Настолько истошного вопля мне слышать не приходилось. Видимо решив, что игнорировать Клименка не самая подходящая идея, Сергей быстрым шагом направился к нам. Он был более чем зол, и для того, чтобы это понять, не надо было посещать курсы физиогномики.

— Послушайте! — взвизгнул он. — Это уже не укладывается ни в какие ворота! Я, конечно, не ожидал от таких, как вы хороших манер, но настолько неприкрытое хамство… Я буду жаловаться!

— Ты уже пожаловался.

— Да, и буду жаловаться еще.

— Да ладно тебе, расслабься. Человек — это звучит гордо. Или ты забыл?

— Для вас я Сергей Петрович, и будьте любезны обращаться ко мне на «вы». Иначе…

— Иначе вы сделаете сипоку, у нас почему-то принято говорить харакири, на сиденье моей машины?

— Да пошел ты!.. — сказал Сергей, не забыв указать точный адрес, повернулся и быстрым шагом бросился прочь.

— Гражданин Солодилов! — рявкнул командирским голосом Клименок. — Я вас еще не отпускал. Или вы хотите продолжить разговор в отделении без Ватсона и при закрытых дверях, так я вам это устрою.

Это подействовало. Сергей остановился и нехотя вернулся к нам.

— Что вам еще угодно? — спросил он, трясясь от злобы.

— Вчера мы не успели поговорить со жрицей Надежды. Вы не знаете, где мы могли бы ее найти?

— Несколько минут назад я видел ее в беседке с той стороны дома.

— Благодарю вас, гражданин Солодилов. Можете быть свободны.

— Зачем ты с ним так? — спросил я, когда Сергей удалился на достаточное расстояние, чтобы не слышать мой вопрос.

— Я тебе задал тему для медитации?

— Ну?

— Вот и медитируй.

— Понятно, значит, не скажешь.

— Извини, не скажу.

— Ладно…

Катюшу, или Екатерину Егоровну Приходько, как и предсказывал Сергей, мы нашли в беседке. Она сидела с ногами на столе и увлеченно СМСила по телефону, работая руками со скоростью, которой позавидовала бы дюжина секретарей-машинистов. Кате было семнадцать. Не страшная и не красивая. Пустая голова и богатенький папа, — а что папа богат, у меня не вызывало сомнений, — отложили на ней свой отпечаток. Так, одна знакомая барышня, дочурка такого же богатенького Буратино рыдала в три ручья потому, что он подарил ей на 18 лет какую-то там «Тойоту», а не машину ее мечты.

— Привет, — сказал я.

— Доброе утро, Екатерина Егоровна, — поздоровался Клименок.

Она удостоила нас мимолетным взглядом и вновь переключила все свое внимание на телефон.

— Екатерина Егоровна, нам нужно задать вам пару вопросов.

— В таком случае вы бы сделали это вчера.

— Вчера мы не успели этого сделать, — ответил я, потому что Клименок никак не собирался реагировать на ее слова.

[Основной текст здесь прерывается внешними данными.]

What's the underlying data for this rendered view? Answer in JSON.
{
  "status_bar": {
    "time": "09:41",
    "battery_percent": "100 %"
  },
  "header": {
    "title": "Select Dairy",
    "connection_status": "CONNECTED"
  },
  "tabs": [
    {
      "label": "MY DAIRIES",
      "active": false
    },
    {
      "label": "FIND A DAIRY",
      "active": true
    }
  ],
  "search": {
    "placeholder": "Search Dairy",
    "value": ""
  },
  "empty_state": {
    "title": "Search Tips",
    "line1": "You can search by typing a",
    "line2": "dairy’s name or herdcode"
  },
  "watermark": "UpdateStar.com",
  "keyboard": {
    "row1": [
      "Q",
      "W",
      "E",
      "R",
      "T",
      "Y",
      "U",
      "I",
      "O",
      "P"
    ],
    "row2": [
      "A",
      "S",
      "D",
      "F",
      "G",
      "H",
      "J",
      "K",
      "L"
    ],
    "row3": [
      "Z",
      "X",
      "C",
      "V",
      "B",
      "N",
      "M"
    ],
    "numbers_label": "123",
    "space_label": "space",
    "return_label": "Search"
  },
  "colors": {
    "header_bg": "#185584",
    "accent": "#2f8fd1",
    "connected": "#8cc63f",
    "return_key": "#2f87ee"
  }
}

— Тогда могли бы, по крайней мере, избавить меня от ненужного торчания под дверью.

Я уже хотел, было, принести наши искренние извинения, но Клименок мне не дал этого сделать.

— Это был тактический ход, — сказал он.

— Какой еще тактический ход? — раздраженно спросила она.

— Так тебе и скажи. Размечталась.

— А ваши вокальные упражнения, это что тоже тактический ход?

— А ты сообразительная. Тебе понравилось?

— Думаю, ему это только на пользу.

— Ну раз так, теперь твоя очередь доставить нам с Ватсоном удовольствие.

— Ладно, давайте ваши вопросы.

— Скажи, ты когда-нибудь видела талисман?

— Разумеется, каждый раз во время ритуала.

— Он тебе нравился?

— Если честно…

— Только честно и никак иначе.

— Тогда не очень.

— А почему?

— Не знаю, какой-то он… не такой.

— Не впечатляющий.

— Вот именно, не впечатляющий.

— Скажи, а его мог кто-нибудь украсть?

— Конечно, мог, раз украли.

— А кто-нибудь выходил во время вашего бдения?

— Все выходили.

— Вот как?

— А вы думали, можно пробдеть всю ночь и ни разу не захотеть попить или в туалет?

— Тогда почему все уверяют, что никто не выходил?

— Потому что они идиоты.

— Ты уверена.

— А вы разве нет?

— Хороший вопрос. Но я не могу разглашать ответ в интересах следствия.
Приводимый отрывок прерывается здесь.